Oftentimes, new or revised rules, as the Richland County proposal, are adopted due to political pressure or in response to a particular project to ensure that a similar project will not be allowed in the future. That is no way to develop meaningful or acceptable policy and oftentimes fails to address the intended issues.

In an attempt to better understand the purpose, scope, and implications of a proposed ordinance, it is suggested that you ask the following questions:

  • Why is the ordinance needed – what is specifically lacking in the existing rules that deters the county from meeting its goals? Where is the proof to support the County’s allegations?
  • Where is building taking place/where is the buildable land?
  • How will the ordinance be administered? Does the County have sufficient resources?
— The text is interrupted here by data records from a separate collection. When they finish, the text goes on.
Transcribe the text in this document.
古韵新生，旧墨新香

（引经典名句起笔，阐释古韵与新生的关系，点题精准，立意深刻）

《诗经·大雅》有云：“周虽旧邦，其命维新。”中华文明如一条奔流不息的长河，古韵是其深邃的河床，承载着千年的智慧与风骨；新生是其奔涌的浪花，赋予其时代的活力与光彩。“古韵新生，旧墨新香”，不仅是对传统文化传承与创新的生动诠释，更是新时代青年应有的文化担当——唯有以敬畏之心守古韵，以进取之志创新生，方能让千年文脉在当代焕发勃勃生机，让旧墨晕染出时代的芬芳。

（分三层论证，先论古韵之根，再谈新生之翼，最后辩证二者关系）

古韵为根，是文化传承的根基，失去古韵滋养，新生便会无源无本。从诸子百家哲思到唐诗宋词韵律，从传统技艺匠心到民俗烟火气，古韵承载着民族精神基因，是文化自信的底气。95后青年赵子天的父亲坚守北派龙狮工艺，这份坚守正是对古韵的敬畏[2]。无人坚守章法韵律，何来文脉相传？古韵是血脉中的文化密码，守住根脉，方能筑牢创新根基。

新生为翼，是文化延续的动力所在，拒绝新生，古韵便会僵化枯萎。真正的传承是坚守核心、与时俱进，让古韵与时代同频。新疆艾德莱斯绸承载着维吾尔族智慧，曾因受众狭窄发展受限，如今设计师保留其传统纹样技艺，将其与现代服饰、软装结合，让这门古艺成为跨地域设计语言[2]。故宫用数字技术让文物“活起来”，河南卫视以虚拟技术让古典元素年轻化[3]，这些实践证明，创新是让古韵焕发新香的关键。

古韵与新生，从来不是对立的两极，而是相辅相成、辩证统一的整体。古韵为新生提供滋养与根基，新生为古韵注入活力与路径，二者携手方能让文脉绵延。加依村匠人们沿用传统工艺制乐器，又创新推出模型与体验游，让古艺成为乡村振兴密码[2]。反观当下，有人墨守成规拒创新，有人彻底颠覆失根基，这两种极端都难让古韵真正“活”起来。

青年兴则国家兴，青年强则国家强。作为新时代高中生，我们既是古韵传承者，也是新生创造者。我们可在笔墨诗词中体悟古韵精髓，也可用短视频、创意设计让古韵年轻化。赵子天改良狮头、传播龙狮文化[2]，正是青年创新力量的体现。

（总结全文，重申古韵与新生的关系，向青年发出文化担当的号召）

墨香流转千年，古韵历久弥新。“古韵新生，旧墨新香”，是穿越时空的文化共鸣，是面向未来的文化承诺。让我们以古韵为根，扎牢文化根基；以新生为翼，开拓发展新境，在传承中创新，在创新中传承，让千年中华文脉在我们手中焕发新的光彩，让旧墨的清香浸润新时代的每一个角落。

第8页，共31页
A more effective practice would allow for flexible criteria on which to determine the width of a buffer region, to be based upon the environmental values of the stream or other resource to be protected, the protective qualities of the buffer, and the intensity of the adjacent land use. Another effective practice is to determine the width of the buffer area as a percentage of the size of the parcel (i.e., for a lot that is 200 feet deep, require a 10% buffer, or 20 feet, similarly, a 500 foot deep lot would require a 50 foot buffer). Such a practice further legitimatizes the buffer requirement through equity, and may result in higher compliance rates. Further, a variance provision for those lots/parcels that cannot meet the requirements must be included.

State/local regulations which require buffer zones typically choose widths between 25 and 50 feet. Regardless of the agreed upon width, any requirement for a vegetated buffer area must be supplemented with guidance regarding the density and size of the planted or preserved areas, as well as any criteria pertaining to the perpetual maintenance of the buffer region.